Step Seven: Make small “I’m going to” goals and one big “if/then” promise. Instead of, “I’m going to run a marathon,” start with, “I’m going to run once a week.” This is not the time to feel more defeated. This is the time to build yourself up with small wins. Then think of your “if/then” promise as a bargain with the devil, except you are the devil. An example would be, “If I run a marathon, then I will get better.” This promise serves as your long-term focus.

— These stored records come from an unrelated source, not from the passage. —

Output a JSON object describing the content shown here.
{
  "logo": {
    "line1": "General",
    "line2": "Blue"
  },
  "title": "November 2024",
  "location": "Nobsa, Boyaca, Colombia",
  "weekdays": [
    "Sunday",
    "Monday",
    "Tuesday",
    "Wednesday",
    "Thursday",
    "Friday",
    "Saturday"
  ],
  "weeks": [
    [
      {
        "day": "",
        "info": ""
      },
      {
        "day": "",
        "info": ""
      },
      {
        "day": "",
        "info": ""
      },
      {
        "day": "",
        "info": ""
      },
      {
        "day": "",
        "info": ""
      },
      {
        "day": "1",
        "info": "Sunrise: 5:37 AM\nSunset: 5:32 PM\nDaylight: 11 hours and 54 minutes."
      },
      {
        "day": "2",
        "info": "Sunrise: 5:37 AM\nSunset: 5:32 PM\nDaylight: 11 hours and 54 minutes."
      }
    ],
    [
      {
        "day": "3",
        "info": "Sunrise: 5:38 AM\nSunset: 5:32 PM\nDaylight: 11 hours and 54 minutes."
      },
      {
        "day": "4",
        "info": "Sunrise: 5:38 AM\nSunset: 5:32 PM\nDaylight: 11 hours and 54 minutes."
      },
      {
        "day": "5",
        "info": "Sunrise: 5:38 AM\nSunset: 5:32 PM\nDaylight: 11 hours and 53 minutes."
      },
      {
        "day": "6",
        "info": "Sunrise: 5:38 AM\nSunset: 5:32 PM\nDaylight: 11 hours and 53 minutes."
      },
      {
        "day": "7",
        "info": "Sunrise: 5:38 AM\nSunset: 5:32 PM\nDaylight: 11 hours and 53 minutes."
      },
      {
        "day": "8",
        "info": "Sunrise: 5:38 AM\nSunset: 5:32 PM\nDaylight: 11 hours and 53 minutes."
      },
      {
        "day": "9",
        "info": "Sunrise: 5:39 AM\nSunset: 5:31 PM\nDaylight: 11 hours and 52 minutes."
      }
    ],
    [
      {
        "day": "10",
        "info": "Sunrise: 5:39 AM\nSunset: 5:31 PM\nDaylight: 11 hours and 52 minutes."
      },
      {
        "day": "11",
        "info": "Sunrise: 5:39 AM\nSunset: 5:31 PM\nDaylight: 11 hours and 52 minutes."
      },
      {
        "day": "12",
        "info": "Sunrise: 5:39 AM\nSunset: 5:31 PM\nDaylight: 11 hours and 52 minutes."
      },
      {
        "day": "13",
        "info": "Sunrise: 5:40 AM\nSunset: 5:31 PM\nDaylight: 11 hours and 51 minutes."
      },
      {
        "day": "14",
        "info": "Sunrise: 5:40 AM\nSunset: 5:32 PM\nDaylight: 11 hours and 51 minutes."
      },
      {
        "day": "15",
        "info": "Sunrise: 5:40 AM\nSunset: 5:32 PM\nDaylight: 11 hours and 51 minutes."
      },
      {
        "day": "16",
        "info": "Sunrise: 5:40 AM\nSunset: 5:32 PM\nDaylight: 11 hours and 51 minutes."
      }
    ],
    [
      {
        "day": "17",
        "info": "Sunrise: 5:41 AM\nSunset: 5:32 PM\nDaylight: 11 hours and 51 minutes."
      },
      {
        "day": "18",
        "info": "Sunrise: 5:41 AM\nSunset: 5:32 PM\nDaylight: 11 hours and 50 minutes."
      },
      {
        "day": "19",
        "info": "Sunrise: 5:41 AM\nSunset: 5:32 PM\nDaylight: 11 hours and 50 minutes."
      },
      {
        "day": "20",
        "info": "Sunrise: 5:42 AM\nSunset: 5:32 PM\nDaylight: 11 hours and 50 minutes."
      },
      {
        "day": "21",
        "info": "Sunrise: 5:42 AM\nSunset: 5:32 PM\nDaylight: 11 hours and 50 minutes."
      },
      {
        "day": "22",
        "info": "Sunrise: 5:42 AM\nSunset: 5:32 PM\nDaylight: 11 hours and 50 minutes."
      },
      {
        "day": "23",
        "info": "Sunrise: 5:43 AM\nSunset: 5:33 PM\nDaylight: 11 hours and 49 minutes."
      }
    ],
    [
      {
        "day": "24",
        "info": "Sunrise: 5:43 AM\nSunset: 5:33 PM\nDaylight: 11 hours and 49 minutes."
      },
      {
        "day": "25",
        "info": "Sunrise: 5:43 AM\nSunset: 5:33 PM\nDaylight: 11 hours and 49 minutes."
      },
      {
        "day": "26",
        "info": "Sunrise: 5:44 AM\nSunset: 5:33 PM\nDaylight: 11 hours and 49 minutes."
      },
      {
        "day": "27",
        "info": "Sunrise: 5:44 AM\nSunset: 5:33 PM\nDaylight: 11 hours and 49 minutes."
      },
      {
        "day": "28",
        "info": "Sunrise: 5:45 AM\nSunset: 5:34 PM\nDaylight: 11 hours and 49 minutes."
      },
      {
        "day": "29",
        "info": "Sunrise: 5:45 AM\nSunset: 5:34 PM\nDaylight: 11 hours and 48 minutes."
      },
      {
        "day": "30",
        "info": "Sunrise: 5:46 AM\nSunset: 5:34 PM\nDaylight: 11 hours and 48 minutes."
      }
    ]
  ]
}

Step Eight: Take sick days. The term “broken heart” exists because it’s an actual condition that people suffer from. Allow yourself the same treatment you would if you had a head cold or an upset stomach. You may not have the luxury of taking actual sick days, but give yourself extra time in bed, eat the food you eat when you get sick (like soup), and enjoy the same comforts you would if you didn’t feel well (like extra pillows or Netflix). There is no shame in nursing yourself back from the pain.
Step Nine: Accept reality. In my case, he is not coming back for me. My life is not a romantic comedy. I am not going to check my phone to see if he has called or texted, because I already know he hasn’t. Staying in the hope is not going to get me through it. I will not edit my memory, sugarcoating my relationship or painting it black. I will allow myself to remember all of the good and all of the bad. I will not blame myself, and I will not blame him; I know why I did what I did when I did it. At the time I was doing my best, and he was probably doing his best, too.
Step Ten: Have a backup plan for the weak moments. Sometimes I’ll hear a song, it’s enough to induce amnesia, and I want to pick up the phone and call him. Instead of doing that, I’ll pick up my phone and text (or call) a friend, even if it’s just a “Hey.” I am not going to get the love I’m looking for from him, but I will get it from my friends. When I’ve blocked other people in the past, I end up obsessively checking the files where my blocked calls and texts go, only to be even sadder that I have not been contacted. This time, I deleted his contact, complete with the cute photo of him and I, so that if he does reach out, his number is as meaningless as a spam call and eventually I might forget that number that I know by heart entirely. Last, write yourself a letter. In my letter, I told myself it would get better, even if I’m not there yet. I take that letter out when I’m sad, and then I fold it up, hoping I take it out less and less until I can throw it away one day.
I had a relationship full of emotions, even on and offs, and just when I thought it was finally over, the man I loved asked me to spend the rest of my life with him; I was engaged. It felt like a dream, but that’s because I kind of knew it was. People wake up from dreams, and I had dreamt that I got what I wanted. The rules of breaking up are that there are no rules. I am not a girl who will get better under someone new, and for me, blocking is just not an effective strategy. I’ve had to navigate this process by figuring out what will work for me. The upside is that in learning “How to get over him,” I’m finally getting to know me and “How to love myself.”